Brexit is now bringing into sharper focus the way in which nations and economic blocs seek to negotiate international trade agreements. Ireland’s role in those negotiations is defined by reference to and subject to its obligations of membership of the EU. The future of the UK’s post-Brexit trading relationship in particular with the EU (but also with many other countries) remains uncertain.
Depending on what that future arrangement finally looks like, the UK’s post-Brexit trading relationship with the EU might be, for example, membership of the European Economic Area, based on a series of bilateral agreements with the EU (as with Switzerland in the context of its membership of the European Free Trade Agreement), a customs union with the EU (as with Turkey), membership of the World Trade Organisation (WTO) or a specific free trade agreement (such as the Comprehensive Economic and Trade Agreement between the EU and Canada). This note assesses some of the legal aspects of the EU’s trade policy in the context of Brexit.
EU trade policy has been developing since the creation of the common market in 1958. When Ireland became a member of the European Economic Community (EEC) in 1973, it joined the customs union of the EEC. Since then, Irish trade policy has been governed by EU trade policy. However, the precise parameters of the EU’s competence to agree trade policy for its Member States has evolved over a number of years into:
- exclusive competence (areas in which the EU alone is able to legislate and adopt binding acts – Member States are able to do so themselves only if empowered by the EU to implement these acts):
- shared competence with the Member States (where the EU and Member States are able to legislate and adopt legally binding acts – Member States exercise their own competence where the EU does not exercise, or has decided not to exercise, its own competence); and
- supporting competence (where the EU can only intervene to support, coordinate or complement the action of Member States).
This somewhat complex construct may become an important factor in the way in which the UK’s post-Brexit relationship is negotiated and eventually agreed with the EU and its Member States.
Since 1957, the EEC, which later evolved into the EU, has had competence over international trade in goods and has exercised this exclusive competence through its international trade policy, the Common Commercial Policy (CCP). The CCP has expanded beyond goods to cover international trade and investment. A customs union, a common customs tariff and common import and export regimes for goods were central to the scope of this EU competence but the precise scope of the EU’s exclusive competence in trade matters was disputed from time-to-time by Member States. In a series of judgments dating back to the 1970s, the (now) Court of Justice (COJ) was instrumental in defining the scope of the CCP. There were important developments in this regard in the 1990s (and which coincided with the creation of the WTO and its expansion beyond an international trading system based on goods to areas such as services and intellectual property (IP) rights). The extent of the EU’s exclusive competence was then developed by the Treaty of Amsterdam (1997), the Treaty of Nice (2001) and most recently by the Treaty of Lisbon (2009).

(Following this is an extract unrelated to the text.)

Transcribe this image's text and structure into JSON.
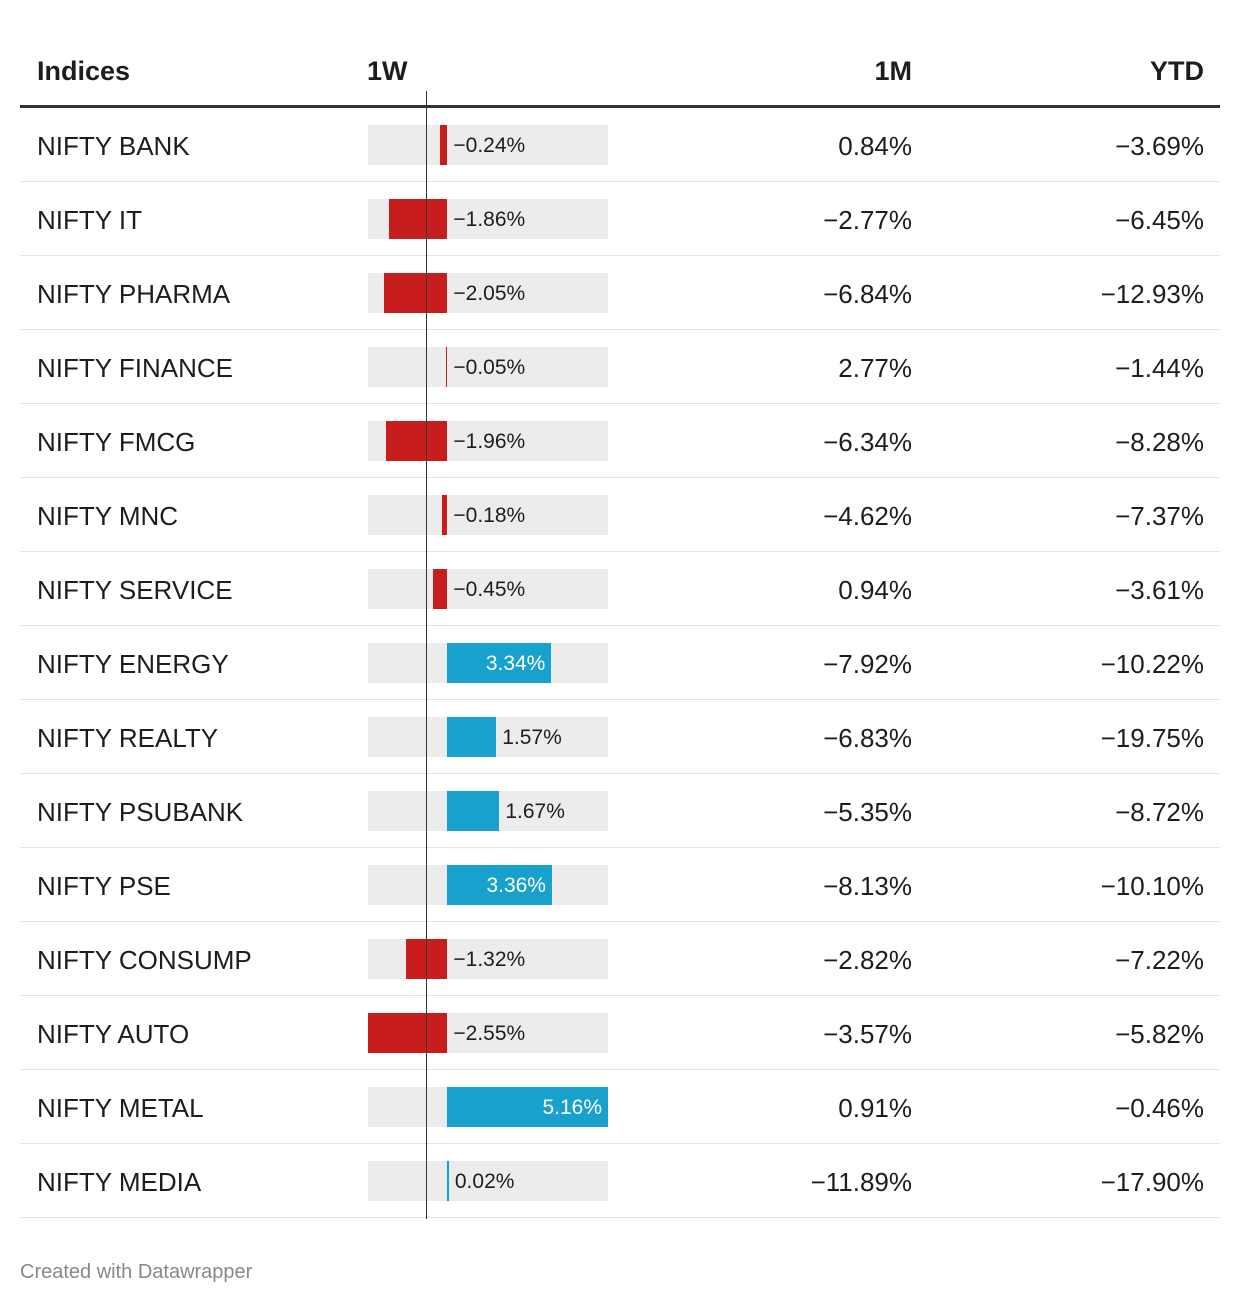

The Treaty of Lisbon (as reflected in Article 207 of the Treaty on the Functioning of the European Union (TFEU)) sets out the institutional processes for agreement in the relevant trade areas (e.g. as between the Council of the EU, the European Commission and the European Parliament) and sets out the current state of EU competence in the areas of trade and investment. It has expanded the scope of competence in some areas of trade and investment and clarified it in others. The EU is exclusively competent for all services (apart from transport which is an area of shared competence) and trade-related aspects of IP. However there may still be some argument as to the precise meaning and scope of “services” and “IP”.
One significant extension of the CCP is through the inclusion of foreign direct investment under Article 207 TFEU though there remain potential issues as to its precise delimitation.
Article 207 TFEU also sets out the limits of EU competence. For example, the exercise by the EU of its competence should not harmonise legislative or regulatory provisions of Member States where the TFEU prohibits this (e.g. immigration, health, and education and vocational training).
The EU exercises its competence through the CCP by way of agreements (i.e. bilateral and multilateral) between the EU and third countries as well as by way of internal EU legislation. However, agreement on competence between the EU and Member States in areas such as investment (e.g. the delimitation of exclusive and shared competence) and the maritime sector (e.g. issues of shared competence) may be the subject of future debate.
In summary, the Lisbon Treaty clarified the balance of competences (particularly in trade and investment) as well as the exercise of such competences in these areas. There remain areas of clarification and delimitation which may yet have an impact on the negotiation of the EU’s eventual trade relationship with the UK post-Brexit. These and other EU trade issues will be explored in a later article on this topic.